In Voorbeeld 2 zie je hoe iemand een lineair model opstelt bij de vraag wat voordeliger is, rijden op benzine of op diesel.

a

Laat zien hoe je uit zijn aannames de formule voor de jaarlijkse kosten van de benzineauto kunt afleiden.

b

Doe hetzelfde voor de jaarlijkse kosten van de dieselauto.

c

Bereken bij welk aantal jaarlijks gereden km de kosten voor de benzineauto even hoog zijn als voor de dieselauto. Laat zien dat het antwoord overeen komt met dat in het voorbeeld.

Opgave 6

Als een ondernemer een nieuw product op de markt brengt, dan maakt hij kosten.
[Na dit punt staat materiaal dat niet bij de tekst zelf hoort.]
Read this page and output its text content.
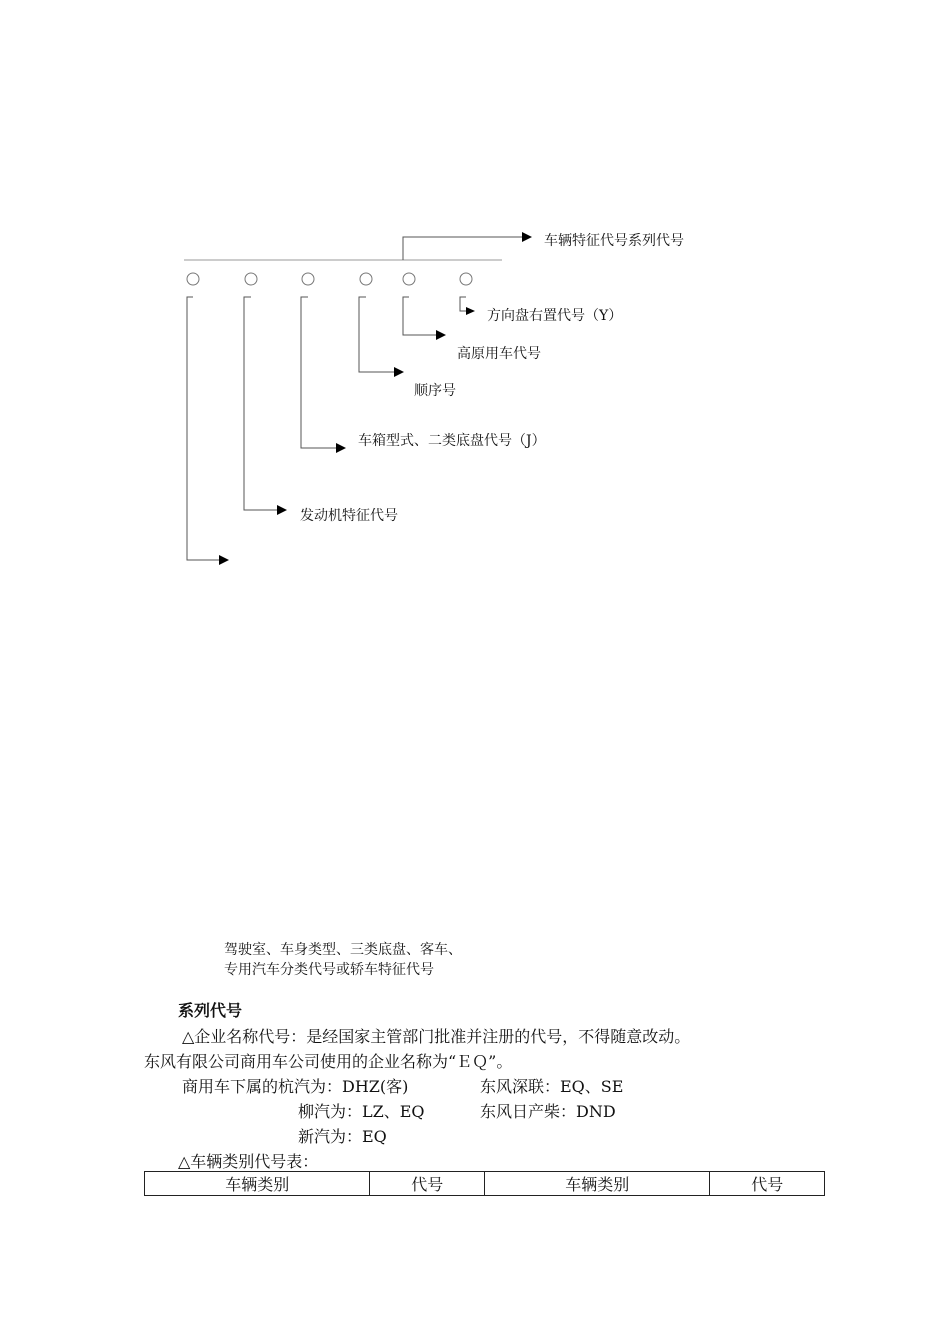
车辆特征代号系列代号
方向盘右置代号（Y）
高原用车代号
顺序号
车箱型式、二类底盘代号（J）
发动机特征代号
驾驶室、车身类型、三类底盘、客车、
专用汽车分类代号或轿车特征代号
系列代号
△企业名称代号：是经国家主管部门批准并注册的代号，不得随意改动。
东风有限公司商用车公司使用的企业名称为“ＥＱ”。
商用车下属的杭汽为：DHZ(客)	东风深联：EQ、SE
柳汽为：LZ、EQ	东风日产柴：DND
新汽为：EQ
△车辆类别代号表：
车辆类别	代号	车辆类别	代号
Die kosten kun je vaak grofweg in twee categorieën verdelen:

  • vaste kosten voor het ontwikkelen van het product en het opzetten van een productielijn en een magazijn;

  • variabele kosten die afhangen van het aantal van die producten dat hij maakt, bijvoorbeeld materiaalkosten, loonkosten, en dergelijke.

Stel je voor dat een bedrijf een nieuwe lamp op de markt wil brengen. De vaste kosten zijn becijferd op € 350.000. De kosten per geproduceerde lamp bedragen € 6,50. Het bedrijf gaat deze lampen verkopen voor € 11,50 per stuk.

a

Noem het aantal verkochte lampen q. Welke formule kun je dan opstellen voor de totale kosten T K ?

b

Welke formule kun je opstellen voor de totale opbrengst T O ?

c

Bij beide formules horen rechte lijnen. Het snijpunt van deze twee lijnen noemen economen wel het "break-even point" . Bereken dit punt. Waarom heeft het die naam?

Opgave 7

Voor een muziekuitvoering zijn 300 kaartjes verkocht. Kinderen betalen € 2,00 en volwassenen € 3,00. De totale inkomsten zijn in totaal € 787,00.

a

Noem het aantal kinderen k en het aantal volwassenen v. Welke twee lineaire formules kun je dan afleiden?

b

Schrijf deze formules zo, dat k een functie is van v.

c

Bij beide lineaire functies horen rechte lijnen. Bereken het snijpunt van deze twee lijnen.

d

Hoeveel kaartjes van elke soort zijn er verkocht?